Chatterboxes are one of the simplest origami tricks to master, but they were popular in the schoolyard before kids even knew what origami was.
Time: 5 minutes
1 Sheet of A4 Paper
Take a piece of A4 Paper. Take one corner and fold it down to create a triangle.
Then fold along the rectangular piece left over. Cut or tear this from the triangle.
Unfold the triangle so that you have a square with a crease diagonally down the centre. Fold so that there is a matching diagonal line going in the other direction.
Unfold again, and then begin folding each corner into the centre of the square. When you're finished you should have another, smaller, square.
Flip the square over, and repeat by folding each corner into the centre.
The chatterbox is now finished. Slide your thumbs and index fingers into the four pockets, and push against them to puff out the chatter box.
Lay the chatterbox flat again, and then colour in each of the outer squares.
Open it up and write numbers on the inside, from 1-8.
To play, put the chatterbox on your fingers and get a friend to pick a colour. Open the chatter box back and forth, once for each letter of the colour. Then get a friend to pick a number, once again open it back and forth for the amount of times they've chosen.

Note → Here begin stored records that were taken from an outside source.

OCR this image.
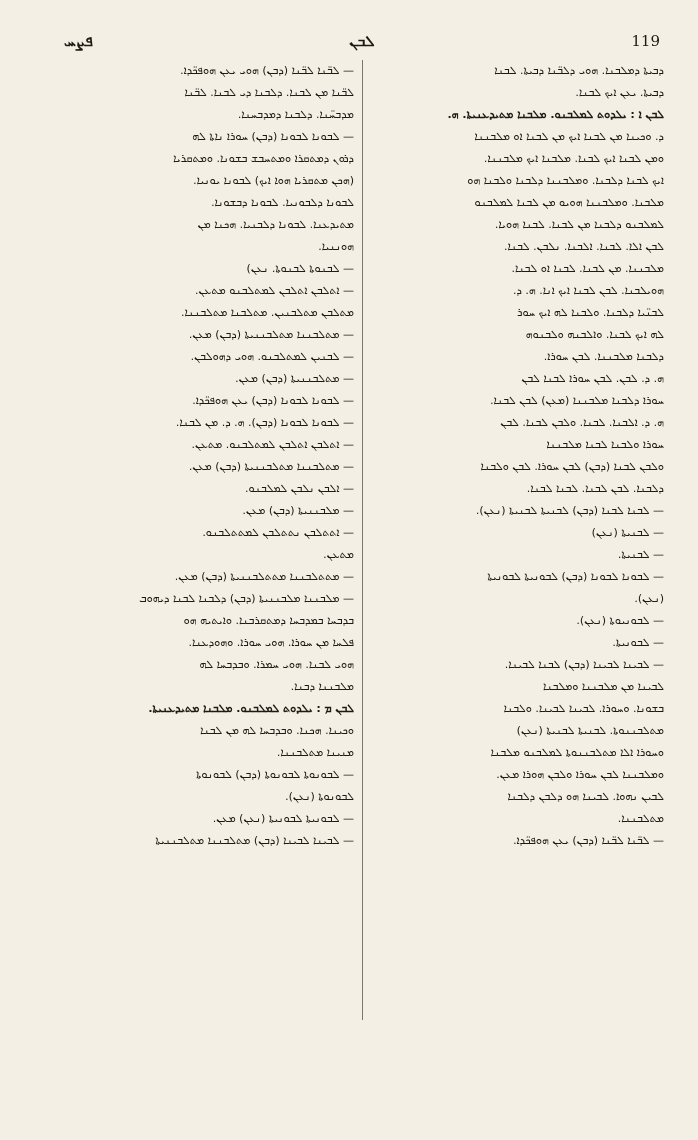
ܦܨܚ	ܠܒܢ	119

— ܠܒ̈ܢܐ ܠܒ̈ܢܐ (ܕܒܢ) ܗܘܝ ܝܥܢ ܗܘܦܟ̈ܕܐ.

ܠܒ̈ܢܐ ܡܢ ܠܒܢܐ. ܕܠܒܢܐ ܕܝ ܠܒܢܐ. ܠܒ̈ܢܐ

ܡܕܒܚ̈ܢܐ. ܕܠܒܢܐ ܕܡܕܒܚܢܐ.

— ܠܒܘܢܐ ܠܒܘܢܐ (ܕܒܢ) ܚܘܪܐ ܢܐܬܐ ܠܗ

ܕܪܘܢ ܕܡܬܩܪܐ ܘܡܬܚܒܫ ܒܫܘܢܐ. ܘܡܬܩܪܝܐ

(ܗܟܢ ܡܬܩܪܝܐ ܗܘܐ ܐܝܟ) ܠܒܘܢܐ ܝܘܢܝܐ.

ܠܒܘܢܐ ܕܠܒܘܢܝܐ. ܠܒܘܢܐ ܕܒܫܘܢܐ.

ܡܬܝܕܥܢܐ. ܠܒܘܢܐ ܕܠܒܢܝܐ. ܗܟܢܐ ܡܢ

ܗܘܢܢܝܐ.

— ܠܒܢܘܬܐ ܠܒܢܘܬܐ. ܢܥܢ)

— ܐܬܠܒܢ ܐܬܠܒܢ ܠܡܬܠܒܢܘ ܡܬܥܢ.

ܡܬܠܒܢ ܡܬܠܒܢܝܢ. ܡܬܠܒܢܐ ܡܬܠܒܢܢܐ.

— ܡܬܠܒܢܢܐ ܡܬܠܒܢܢܝܬܐ (ܕܒܢ) ܡܥܢ.

— ܠܒܢܝܢ ܠܡܬܠܒܢܘ. ܗܘܝ ܕܗܘܠܒܢ.

— ܡܬܠܒܢܢܝܬܐ (ܕܒܢ) ܡܥܢ.

— ܠܒܘܢܐ ܠܒܘܢܐ (ܕܒܢ) ܝܥܢ ܗܘܦܟ̈ܕܐ.

— ܠܒܘܢܐ ܠܒܘܢܐ (ܕܒܢ). ܗ. ܕ. ܡܢ ܠܒܢܐ.

— ܐܬܠܒܢ ܐܬܠܒܢ ܠܡܬܠܒܢܘ. ܡܬܥܢ.

— ܡܬܠܒܢܢܐ ܡܬܠܒܢܢܝܬܐ (ܕܒܢ) ܡܥܢ.

— ܐܠܒܢ ܢܠܒܢ ܠܡܠܒܢܘ.

— ܡܠܒܢܢܝܬܐ (ܕܒܢ) ܡܥܢ.

— ܐܬܬܠܒܢ ܢܬܬܠܒܢ ܠܡܬܬܠܒܢܘ.

ܡܬܥܢ.

— ܡܬܬܠܒܢܢܐ ܡܬܬܠܒܢܢܝܬܐ (ܕܒܢ) ܡܥܢ.

— ܡܠܒܢܢܐ ܡܠܒܢܢܝܬܐ (ܕܒܢ) ܕܠܒܢܐ ܠܒܢܐ ܕܝܗܘܒ

ܒܕܒܚܐ ܒܡܕܒܚܐ ܕܡܬܩܪܒܢܐ. ܘܐܝܬܝܗ ܗܘ

ܦܠܚܐ ܡܢ ܚܘܪܐ. ܗܘܝ ܚܘܪܐ. ܘܗܘܕܥܢܐ.

ܗܘܝ ܠܒܢܐ. ܗܘܝ ܚܡܪܐ. ܘܒܕܒܚܐ ܠܗ

ܡܠܒܢܢܐ ܕܒܢܐ.

ܠܒܢ ܡ : ܝܠܕܘܬ ܠܡܠܒܢܘ. ܡܠܒܢܐ ܡܬܝܕܥܢܝܬܐ.

ܘܟܝܢܐ. ܗܟܢܐ. ܘܒܕܒܚܐ ܠܗ ܡܢ ܠܒܢܐ

ܡܢܝܢܐ ܡܬܠܒܢܢܐ.

— ܠܒܘܢܘܬܐ ܠܒܘܢܘܬܐ (ܕܒܢ) ܠܒܘܢܘܬܐ

ܠܒܘܢܘܬܐ (ܢܥܢ).

— ܠܒܘܢܝܬܐ ܠܒܘܢܝܬܐ (ܢܥܢ) ܡܥܢ.

— ܠܒܝܢܐ ܠܒܝܢܐ (ܕܒܢ) ܡܬܠܒܢܢܐ ܡܬܠܒܢܢܝܬܐ

ܕܒܝܬܐ ܕܡܠܒܢܐ. ܗܘܝ ܕܠܒ̈ܢܐ ܕܒܝܬܐ. ܠܒܢܐ

ܕܒܝܬܐ. ܝܥܢ ܐܝܟ ܠܒܢܐ.

ܠܒܢ ܐ : ܝܠܕܘܬ ܠܡܠܒܢܘ. ܡܠܒܢܐ ܡܬܝܕܥܢܝܬܐ. ܗ.

ܕ. ܘܟܝܢܐ ܡܢ ܠܒܢܐ ܐܝܟ ܡܢ ܠܒܢܐ ܐܘ ܡܠܒܢܢܐ

ܘܡܢ ܠܒܢܐ ܐܝܟ ܠܒܢܐ. ܡܠܒܢܐ ܐܝܟ ܡܠܒܢܢܐ.

ܐܝܟ ܠܒܢܐ ܕܠܒܢܐ. ܘܡܠܒܢܢܐ ܕܠܒܢܐ ܘܠܒܢܐ ܗܘ

ܡܠܒܢܐ. ܘܡܠܒܢܢܐ ܗܘܝܘ ܡܢ ܠܒܢܐ ܠܡܠܒܢܘ

ܠܡܠܒܢܘ ܕܠܒܢܐ ܡܢ ܠܒܢܐ. ܠܒܢܐ ܗܘܝܐ.

ܠܒܢ ܐܠܐ. ܠܒܢܐ. ܐܠܒܢܐ. ܢܠܒܢ. ܠܒܢܐ.

ܡܠܒܢܢܐ. ܡܢ ܠܒܢܐ. ܠܒܢܐ ܐܘ ܠܒܢܐ.

ܗܘܝܠܒܢܐ. ܠܒܢ ܠܒܢܐ ܐܝܟ ܐܢܐ. ܗ. ܕ.

ܠܒܢ̈ܝܐ ܕܠܒܢܐ. ܘܠܒܢܐ ܠܗ ܐܝܟ ܚܘܪ

ܠܗ ܐܝܟ ܠܒܢܐ. ܘܐܠܒܢܗ ܘܠܒܢܘܗ

ܕܠܒܢܐ ܡܠܒܢܢܐ. ܠܒܢ ܚܘܪܐ.

ܗ. ܕ. ܠܒܢ. ܠܒܢ ܚܘܪܐ ܠܒܢܐ ܠܒܢ

ܚܘܪܐ ܕܠܒܢܐ ܡܠܒܢܢܐ (ܡܥܢ) ܠܒܢ ܠܒܢܐ.

ܗ. ܕ. ܐܠܒܢܐ. ܠܒܢܐ. ܘܠܒܢ ܠܒܢܐ. ܠܒܢ

ܚܘܪܐ ܘܠܒܢܐ ܠܒܢܐ ܡܠܒܢܢܐ

ܘܠܒܢ ܠܒܢܐ (ܕܒܢ) ܠܒܢ ܚܘܪܐ. ܠܒܢ ܘܠܒܢܐ

ܕܠܒܢܐ. ܠܒܢ ܠܒܢܐ. ܠܒܢܐ ܠܒܢܐ.

— ܠܒܢܐ ܠܒܢܐ (ܕܒܢ) ܠܒܢܝܬܐ ܠܒܢܝܬܐ (ܢܥܢ).

— ܠܒܢܝܬܐ (ܢܥܢ)

— ܠܒܢܝܬܐ.

— ܠܒܘܢܐ ܠܒܘܢܐ (ܕܒܢ) ܠܒܘܢܝܬܐ ܠܒܘܢܝܬܐ

(ܢܥܢ).

— ܠܒܘܢܝܘܬܐ (ܢܥܢ).

— ܠܒܘܢܝܬܐ.

— ܠܒܝܢܐ ܠܒܝܢܐ (ܕܒܢ) ܠܒܢܐ ܠܒܝܢܐ.

ܠܒܝܢܐ ܡܢ ܡܠܒܢܢܐ ܘܡܠܒܢܐ

ܒܫܘܢܐ. ܘܚܘܪܐ. ܠܒܝܢܐ ܠܒܝܢܐ. ܘܠܒܢܐ

ܡܬܠܒܢܢܘܬܐ. ܠܒܢܝܬܐ ܠܒܢܝܬܐ (ܢܥܢ)

ܘܚܘܪܐ ܐܠܐ ܡܬܠܒܢܢܘܬܐ ܠܡܠܒܢܘ ܡܠܒܢܐ

ܘܡܠܒܢܢܐ ܠܒܢ ܚܘܪܐ ܘܠܒܢ ܗܘܪܐ ܡܥܢ.

ܠܒܝܢ ܢܗܘܐ. ܠܒܝܢܐ ܗܘ ܕܠܒܢ ܕܠܒܢܐ

ܡܬܠܒܢܢܐ.

— ܠܒ̈ܢܐ ܠܒ̈ܢܐ (ܕܒܢ) ܝܥܢ ܗܘܦܟ̈ܕܐ.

Get them to pick another number, and then open up that flap. You can write truths or dares inside each flap, and whichever one they open, they have to complete.
You can use a chatterbox any way you like. While it works well for the truth or dare game, it could also be used as a learning tool.
Instead of blue, red, yellow, and green, use bleu, rouge, jaune, and vert, and inside the final flaps put a phrase students have to translate, or an activity they have to complete.
It could also be turned into a creative maths game.